Hormis cet incident, ce fut un match de rêve pour les Canadiennes, qui n’avaient pas marqué autant de buts en un match depuis neuf ans. Leur domination a été totale. Même que 12-1, ça ne reflète pas pleinement le massacre que ç’a été.
Les Canadiennes ont cadré 70 tirs vers la gardienne Andrea Brändli. Pensez-y : c’est plus d’un tir par minute jouée ! Savez-vous combien de fois, depuis la Seconde Guerre mondiale, une équipe de la LNH a tiré aussi souvent dans un match sans prolongation ?
Une seule fois !
Ce succès incontestable, en ouverture de tournoi, rassurera les partisans canadiens. En revanche, il force aussi un triste constat : la parité tarde toujours à s’installer au hockey féminin. Il est anormal qu’un duel entre deux des cinq meilleures nations au monde soit aussi déséquilibré.
Comment expliquer cela ?
J’ai posé la question à l’entraîneur-chef de la Suisse, Colin Muller. Il a pris le temps de réfléchir quelques secondes avant de répondre. « Je regardais les résultats de la LNH, hier. Les Maple Leafs ont battu les Devils 7-1. Une équipe peut avoir un bon match et l’autre, une mauvaise rencontre. Je pense que l’écart [au hockey féminin] se rétrécit. N’empêche, le bassin de joueuses talentueuses dans lequel l’équipe canadienne peut puiser est tellement grand que pour être capables de rester dans le match une période et demie, toutes nos joueuses doivent être à leur niveau maximal. »
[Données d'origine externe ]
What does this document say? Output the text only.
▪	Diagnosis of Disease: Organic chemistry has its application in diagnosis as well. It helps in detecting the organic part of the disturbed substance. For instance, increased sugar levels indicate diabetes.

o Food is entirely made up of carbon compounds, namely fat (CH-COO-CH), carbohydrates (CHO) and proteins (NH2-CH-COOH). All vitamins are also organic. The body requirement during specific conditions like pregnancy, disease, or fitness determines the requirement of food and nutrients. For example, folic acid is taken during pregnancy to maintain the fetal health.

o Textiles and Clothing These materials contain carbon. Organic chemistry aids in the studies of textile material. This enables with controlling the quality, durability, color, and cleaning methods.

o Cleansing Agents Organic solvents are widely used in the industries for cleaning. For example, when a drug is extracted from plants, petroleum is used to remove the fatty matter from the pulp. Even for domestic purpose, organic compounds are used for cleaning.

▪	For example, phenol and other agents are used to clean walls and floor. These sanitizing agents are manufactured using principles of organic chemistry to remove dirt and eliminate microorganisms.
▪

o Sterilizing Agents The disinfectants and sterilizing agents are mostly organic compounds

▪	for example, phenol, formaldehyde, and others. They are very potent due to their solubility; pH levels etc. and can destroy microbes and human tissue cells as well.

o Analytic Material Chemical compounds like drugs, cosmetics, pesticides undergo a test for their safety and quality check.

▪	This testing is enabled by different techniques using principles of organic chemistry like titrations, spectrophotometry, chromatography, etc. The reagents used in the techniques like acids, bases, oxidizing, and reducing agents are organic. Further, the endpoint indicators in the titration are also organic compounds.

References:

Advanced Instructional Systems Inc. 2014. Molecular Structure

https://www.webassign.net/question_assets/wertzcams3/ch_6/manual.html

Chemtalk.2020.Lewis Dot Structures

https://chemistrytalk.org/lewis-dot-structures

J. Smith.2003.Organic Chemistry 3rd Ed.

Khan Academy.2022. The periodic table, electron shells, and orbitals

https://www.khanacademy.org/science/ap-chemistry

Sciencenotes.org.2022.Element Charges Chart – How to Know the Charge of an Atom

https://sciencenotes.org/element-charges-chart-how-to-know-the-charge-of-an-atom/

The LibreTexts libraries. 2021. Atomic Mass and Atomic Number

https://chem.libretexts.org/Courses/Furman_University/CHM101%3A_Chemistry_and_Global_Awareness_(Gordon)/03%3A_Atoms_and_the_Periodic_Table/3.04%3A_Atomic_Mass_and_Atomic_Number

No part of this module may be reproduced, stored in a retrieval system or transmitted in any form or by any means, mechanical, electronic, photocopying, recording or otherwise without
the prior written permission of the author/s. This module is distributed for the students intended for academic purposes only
Des chiffres ? Au Canada, le hockey féminin compte un peu plus de 100 000 adeptes. En Suisse ? Environ 2000. C’est trois fois moins qu’au Québec…
Nombre de joueuses par pays
- Canada : 101 879
- États-Unis : 84 102
- Suède : 7843
- Finlande : 5906
- Tchéquie : 4142
- Russie : 2141
- Suisse : 2011
- Japon : 1436
- Chine : 822
- Danemark : 702
Source : Fédération internationale de hockey sur glace
Colin Muller constate néanmoins des progrès. « Lentement, ça s’améliore. Au dernier Championnat du monde, on a vu des pointages de 4-0, 5-0. Contre le Canada, c’est correct. Si tu peux réduire le nombre de tirs accordés entre 20 et 40, tu te donnes une chance de gagner. Mais à 65, non, tu ne gagneras jamais de match. »
Un autre facteur pouvant expliquer la domination canadienne, croit Colin Muller, c’est le fait que les joueuses d’ici s’entraînent ensemble.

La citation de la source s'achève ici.